I had a feeling that Tuesday morning was going to be weird. When Weasel, the Lab mix, rousted me around 4:30 to go outside, the peeper frogs in the swamp were especially worked up and a whippoorwill sang from a tree in the driveway so close that I could hear a clicking he made between choruses. Click. Whip-poor-will. Click. I went back upstairs and put my head down on a pillow.
About an hour later I was jolted awake by what seemed to be a car alarm either very close to or actually inside the house. Whatever it was, it rang out once then was silent. Was it a carbon monoxide detector, I wondered. No. A house wren was inside, flying around the sunroom. I had left the door ajar for the dog and the wren had taken advantage to make an exploratory run. I opened the door wide, and told the bird to shut up and go away, which it did.

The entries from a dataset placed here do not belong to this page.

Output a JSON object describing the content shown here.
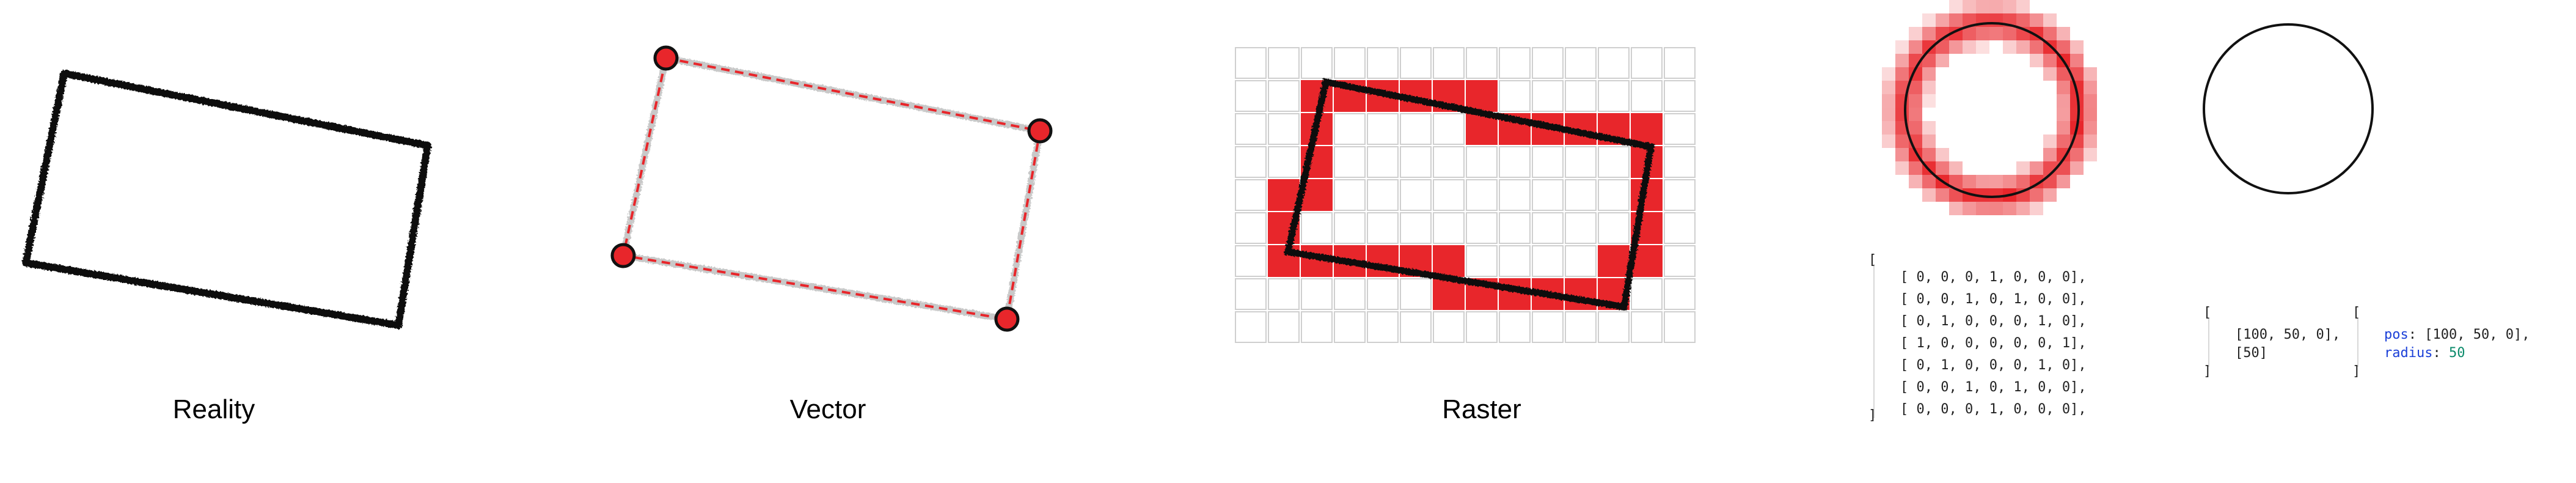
{
  "panels": {
    "reality": {
      "caption": "Reality"
    },
    "vector": {
      "caption": "Vector"
    },
    "raster": {
      "caption": "Raster"
    }
  },
  "colors": {
    "stroke": "#111111",
    "accent": "#e8262b",
    "grid": "#cfcfcf",
    "vector_shadow": "#c8c8c8",
    "code_key": "#1a3fd8",
    "code_number": "#0a8a6a"
  },
  "raster_grid": {
    "cols": 14,
    "rows": 9,
    "filled": [
      [
        0,
        0,
        0,
        0,
        0,
        0,
        0,
        0,
        0,
        0,
        0,
        0,
        0,
        0
      ],
      [
        0,
        0,
        1,
        1,
        1,
        1,
        1,
        1,
        0,
        0,
        0,
        0,
        0,
        0
      ],
      [
        0,
        0,
        1,
        0,
        0,
        0,
        0,
        1,
        1,
        1,
        1,
        1,
        1,
        0
      ],
      [
        0,
        0,
        1,
        0,
        0,
        0,
        0,
        0,
        0,
        0,
        0,
        0,
        1,
        0
      ],
      [
        0,
        1,
        1,
        0,
        0,
        0,
        0,
        0,
        0,
        0,
        0,
        0,
        1,
        0
      ],
      [
        0,
        1,
        0,
        0,
        0,
        0,
        0,
        0,
        0,
        0,
        0,
        0,
        1,
        0
      ],
      [
        0,
        1,
        1,
        1,
        1,
        1,
        1,
        0,
        0,
        0,
        0,
        1,
        1,
        0
      ],
      [
        0,
        0,
        0,
        0,
        0,
        0,
        1,
        1,
        1,
        1,
        1,
        1,
        0,
        0
      ],
      [
        0,
        0,
        0,
        0,
        0,
        0,
        0,
        0,
        0,
        0,
        0,
        0,
        0,
        0
      ]
    ]
  },
  "matrix_code": {
    "open": "[",
    "close": "]",
    "rows": [
      "[ 0, 0, 0, 1, 0, 0, 0],",
      "[ 0, 0, 1, 0, 1, 0, 0],",
      "[ 0, 1, 0, 0, 0, 1, 0],",
      "[ 1, 0, 0, 0, 0, 0, 1],",
      "[ 0, 1, 0, 0, 0, 1, 0],",
      "[ 0, 0, 1, 0, 1, 0, 0],",
      "[ 0, 0, 0, 1, 0, 0, 0],"
    ]
  },
  "array_code": {
    "open": "[",
    "line1": "[100, 50, 0],",
    "line2": "[50]",
    "close": "]"
  },
  "object_code": {
    "open": "[",
    "pos_key": "pos",
    "pos_value": "[100, 50, 0],",
    "radius_key": "radius",
    "radius_value": "50",
    "close": "]"
  }
}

As I watched it fly off into the brush, my eye was pulled by a blur of movement. A ruby- throated hummingbird, the first I had ever seen in Amagansett, was darting among the blossoms on my spindly apple tree. He — the rednecks are all men — sped among the clusters of blooms. For a moment it broke away to chase an insect then returned to its work before disappearing in an instant.
In general, bird life has seemed especially vigorous this spring. Things I have noticed include more first-year ospreys around than I can recall and a few bald eagles, one of which I watched as it was perched on the very top of a giant radio tower behind East Hampton Town Hall, sharply harried by a much smaller bird. And something has been pooping on the cars, repeatedly, as if it is trying to tell us something.